The following simple rules apply to anyone signing up to Small tools for bioinformatics
-
Every single tool should do the smallest possible task really well
-
Every single tool lives in its own public source code repository
-
All tools are free and open source software (FOSS) and come with a license approved by the Free Software Foundation (FSF).
-
Source code should be easy to read and understand by any competent software developer
-
Error conditions and exceptions should be descriptive and handled in a clear way
-
When possible tools should support (Unix) pipes
-
When possible tools provide a useful command line interface
-
Tools should avoid system dependencies, such as named (absolute) file paths
-
Every single tool comes with a simple build protocol, at least for Linux
-
Software installation and deployment dependencies are handled through external package management systems
The following are recommendations
-
Use github or similar for hosting source code
-
Use travis or similar for automatic testing
-
Provide a package definition for the GNU package system (GUIX)
-
All tools that match the criteria of the MANIFESTO will be part of standard bioinformatics pipelines across the world
This MANIFESTO Small tools for bioinformatics is signed by
- Pjotr Prins
- Raoul Bonnal
- Francesco Strozzi
- Artem Tarasov
- Richard Smith-Unna
- John Prince
- Francisco Pina-Martins
- Yannick Wurm
- Karl Broman
- Vince buffalo
- Daniel Standage
- Felipe da Veiga Leprevost
- Matt Shirley
- Melissa Gymrek
- Kevin Murray
Please clone, copy, BLOG this document. The original can be found at https://github.com/pjotrp/bioinformatics. Also check out the wiki which contains background information and a road map.
NOTES
At this point bioinformatics is thriving because of the sequencing bonanza. Arguably, bioinformatics is in a crisis because existing software engineering efforts are not really matching the requirements of big data. Not so long ago, programmers got by writing specialised (small) tools in Perl, Python, R or C. Today, bioinformatics software engineering has to deal with multi-core programming, IO bottlenecks, RAM constraints and demanding users. The overall challenge has become too large a job for the isolated student trying to write the next great all-inclusive software solution. We are increasingly depending on collaborative efforts involving researchers with a background in biology, statistics, software development and system administration. This is where the MANIFESTO kicks in - by encouraging researchers and students to come out of isolation and write small tools that can be bolted together with other tools.
Also, there is a lack of good work flow management solutions in bioinformatics pipelines, a gap that sits somewhere between generic cluster management software, such as Sun Grid Engine, on the one end, and user oriented work flow solutions, such as Galaxy, on the other. This gap has led to sequencing centres around the world creating their own scripted and often fragile pipelines, thereby reinventing the wheel and ending with a semi-optimal and hard to maintain work flow solution.
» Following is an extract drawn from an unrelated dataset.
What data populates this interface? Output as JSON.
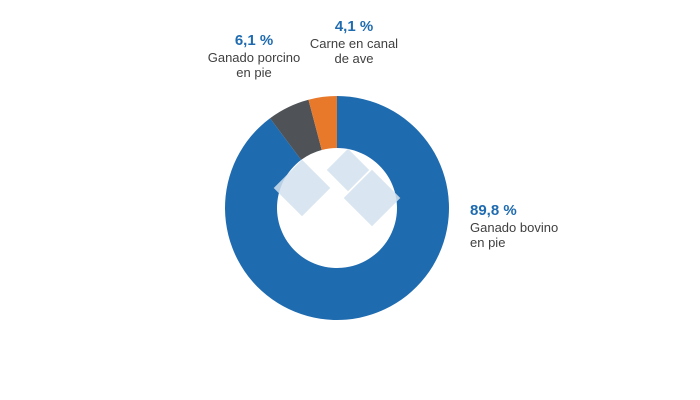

This MANIFESTO calls for a collaborative effort in changing the way we write software for pipelines and making such bioinformatics software pipelines simpler, flexible, 'antifragile' and more manageable.
The MANIFESTO accentuates command line tools with a clear input/output stream supporting (Unix) pipes, which make the components of a (sequencing) pipeline. Also for web based tools and GUI programs, most of above rules and recommendations are applicable. By making software solutions self contained and modular they become pluggable and can be easily replaced by a new generation of tools. Software is software. Software should be easy to change, replace and improve. The MANIFESTO champions that philosophy.